Chapter 13: Chancellorsville
- On the march -- the light division passes our guns -- Marse Robert passes the light division -- the two little dogs of the battalion -- two of our guns take Chancellorsville in reverse -- interview with General McLaws -- entire regiment from New Haven, Conn., captured -- brother William and Marse Robert -- Sedgwick -- Hooker -- his battle orders -- his compliment to Lee's Army -- Lee's order announcing Jackson's death.

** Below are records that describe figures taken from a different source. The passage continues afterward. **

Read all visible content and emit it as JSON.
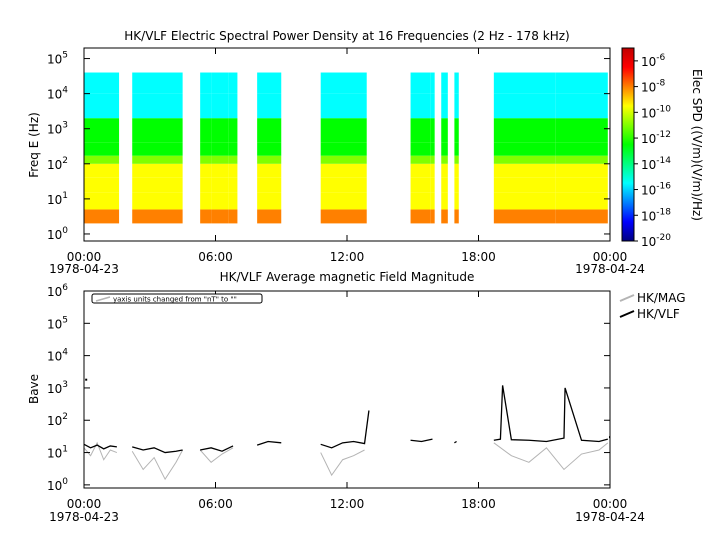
{
  "chart_data": [
    {
      "type": "heatmap",
      "title": "HK/VLF  Electric Spectral Power Density at 16 Frequencies (2 Hz - 178 kHz)",
      "ylabel": "Freq E (Hz)",
      "yscale": "log",
      "ylim": [
        0.63,
        200000
      ],
      "y_ticks": [
        {
          "base": "10",
          "exp": "0"
        },
        {
          "base": "10",
          "exp": "1"
        },
        {
          "base": "10",
          "exp": "2"
        },
        {
          "base": "10",
          "exp": "3"
        },
        {
          "base": "10",
          "exp": "4"
        },
        {
          "base": "10",
          "exp": "5"
        }
      ],
      "x_ticks": [
        "00:00",
        "06:00",
        "12:00",
        "18:00",
        "00:00"
      ],
      "x_dates": {
        "start": "1978-04-23",
        "end": "1978-04-24"
      },
      "xlim_hours": [
        0,
        24
      ],
      "frequency_band_hz": [
        2,
        40000
      ],
      "data_coverage_hours": [
        [
          0.0,
          1.6
        ],
        [
          2.2,
          4.5
        ],
        [
          5.3,
          5.8
        ],
        [
          5.8,
          6.6
        ],
        [
          6.6,
          7.0
        ],
        [
          7.9,
          9.0
        ],
        [
          10.8,
          12.0
        ],
        [
          12.0,
          12.9
        ],
        [
          14.9,
          15.8
        ],
        [
          15.8,
          16.0
        ],
        [
          16.3,
          16.6
        ],
        [
          16.9,
          17.1
        ],
        [
          18.7,
          21.5
        ],
        [
          21.5,
          23.9
        ]
      ],
      "colorbar": {
        "label": "Elec SPD ((V/m)(V/m)/Hz)",
        "scale": "log",
        "range_exp": [
          -20,
          -5
        ],
        "ticks": [
          {
            "base": "10",
            "exp": "-6"
          },
          {
            "base": "10",
            "exp": "-8"
          },
          {
            "base": "10",
            "exp": "-10"
          },
          {
            "base": "10",
            "exp": "-12"
          },
          {
            "base": "10",
            "exp": "-14"
          },
          {
            "base": "10",
            "exp": "-16"
          },
          {
            "base": "10",
            "exp": "-18"
          },
          {
            "base": "10",
            "exp": "-20"
          }
        ],
        "colors": [
          "#000080",
          "#0000ff",
          "#0080ff",
          "#00ffff",
          "#00ff80",
          "#00ff00",
          "#80ff00",
          "#ffff00",
          "#ff8000",
          "#ff0000",
          "#c00000"
        ]
      },
      "typical_levels_exp": {
        "2-5 Hz": -8,
        "10-40 Hz": -9.5,
        "100-150 Hz": -10.5,
        "200-2000 Hz": -13,
        "2-10 kHz": -15,
        "10-40 kHz": -16
      }
    },
    {
      "type": "line",
      "title": "HK/VLF  Average magnetic Field Magnitude",
      "ylabel": "Bave",
      "yscale": "log",
      "ylim": [
        0.8,
        1000000
      ],
      "y_ticks": [
        {
          "base": "10",
          "exp": "0"
        },
        {
          "base": "10",
          "exp": "1"
        },
        {
          "base": "10",
          "exp": "2"
        },
        {
          "base": "10",
          "exp": "3"
        },
        {
          "base": "10",
          "exp": "4"
        },
        {
          "base": "10",
          "exp": "5"
        },
        {
          "base": "10",
          "exp": "6"
        }
      ],
      "x_ticks": [
        "00:00",
        "06:00",
        "12:00",
        "18:00",
        "00:00"
      ],
      "x_dates": {
        "start": "1978-04-23",
        "end": "1978-04-24"
      },
      "xlim_hours": [
        0,
        24
      ],
      "annotation": "yaxis units changed from \"nT\" to \"\"",
      "legend_position": "right",
      "series": [
        {
          "name": "HK/MAG",
          "color": "#b4b4b4",
          "segments": [
            {
              "x": [
                0.0,
                0.3,
                0.6,
                0.9,
                1.2,
                1.5
              ],
              "y": [
                14,
                8,
                20,
                6,
                12,
                10
              ]
            },
            {
              "x": [
                2.2,
                2.7,
                3.2,
                3.7,
                4.2,
                4.5
              ],
              "y": [
                11,
                3,
                7,
                1.5,
                5,
                12
              ]
            },
            {
              "x": [
                5.3,
                5.8,
                6.3,
                6.8
              ],
              "y": [
                12,
                5,
                9,
                14
              ]
            },
            {
              "x": [
                10.8,
                11.3,
                11.8,
                12.3,
                12.8
              ],
              "y": [
                10,
                2,
                6,
                8,
                12
              ]
            },
            {
              "x": [
                18.7,
                19.5,
                20.3,
                21.1,
                21.9,
                22.7,
                23.5,
                23.9
              ],
              "y": [
                20,
                8,
                5,
                14,
                3,
                9,
                12,
                20
              ]
            }
          ]
        },
        {
          "name": "HK/VLF",
          "color": "#000000",
          "segments": [
            {
              "x": [
                0.0,
                0.3,
                0.6,
                0.9,
                1.2,
                1.5
              ],
              "y": [
                18,
                14,
                17,
                13,
                16,
                15
              ]
            },
            {
              "x": [
                2.2,
                2.7,
                3.2,
                3.7,
                4.2,
                4.5
              ],
              "y": [
                15,
                12,
                14,
                10,
                11,
                12
              ]
            },
            {
              "x": [
                5.3,
                5.8,
                6.3,
                6.8
              ],
              "y": [
                12,
                14,
                11,
                16
              ]
            },
            {
              "x": [
                7.9,
                8.4,
                9.0
              ],
              "y": [
                17,
                22,
                20
              ]
            },
            {
              "x": [
                10.8,
                11.3,
                11.8,
                12.3,
                12.8,
                13.0
              ],
              "y": [
                18,
                14,
                20,
                22,
                19,
                200
              ]
            },
            {
              "x": [
                14.9,
                15.4,
                15.9
              ],
              "y": [
                24,
                22,
                26
              ]
            },
            {
              "x": [
                16.9,
                17.0
              ],
              "y": [
                20,
                22
              ]
            },
            {
              "x": [
                18.7,
                19.0,
                19.1,
                19.5,
                20.3,
                21.1,
                21.9,
                21.95,
                22.7,
                23.5,
                23.9
              ],
              "y": [
                24,
                26,
                1200,
                25,
                24,
                22,
                28,
                1000,
                24,
                22,
                26
              ]
            }
          ]
        }
      ],
      "isolated_points": [
        {
          "x": 0.1,
          "y": 1800,
          "series": "HK/VLF"
        },
        {
          "x": 24.0,
          "y": 30,
          "series": "HK/VLF"
        }
      ]
    }
  ]
}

I recall but one or two features of the march to Chancellorsville. We were with McLaws' division, and of the 14,000 (Anderson's and McLaws' commands) with which General Lee undertook to hold, and did hold, the front of Hooker's 92,000, while Jackson, with the balance of our forces, swung around his right flank and rear. Two of our batteries, the Howitzers and Manly's, left Fredericksburg at midnight, April 30th, 1863, and early on the morning of May 1st were drawn up in column on the side of the Old Turnpike, head toward Chancellorsville, to allow the “Light division,” as Gen. A. P. Hill's command was called, to pass. Jackson, as we understood, was somewhere ahead, and Hill's superb troops seemed to be resolved that he should not be compelled to wait even a moment for them. They were in light marching order, and I thought I had never seen anything equal to the swinging, silent stride with which they fairly devoured the ground. The men were magnified in the morning mist which overhung the low flat-lands they were traversing, and at the same time imparted a ghostly indistinctness of outline, which added to the impressiveness of the scene. All was silent as the grave, save the muffled and almost synchronous tread of the thousands of feet in the soft road, and the low clatter or jingle of accoutrements.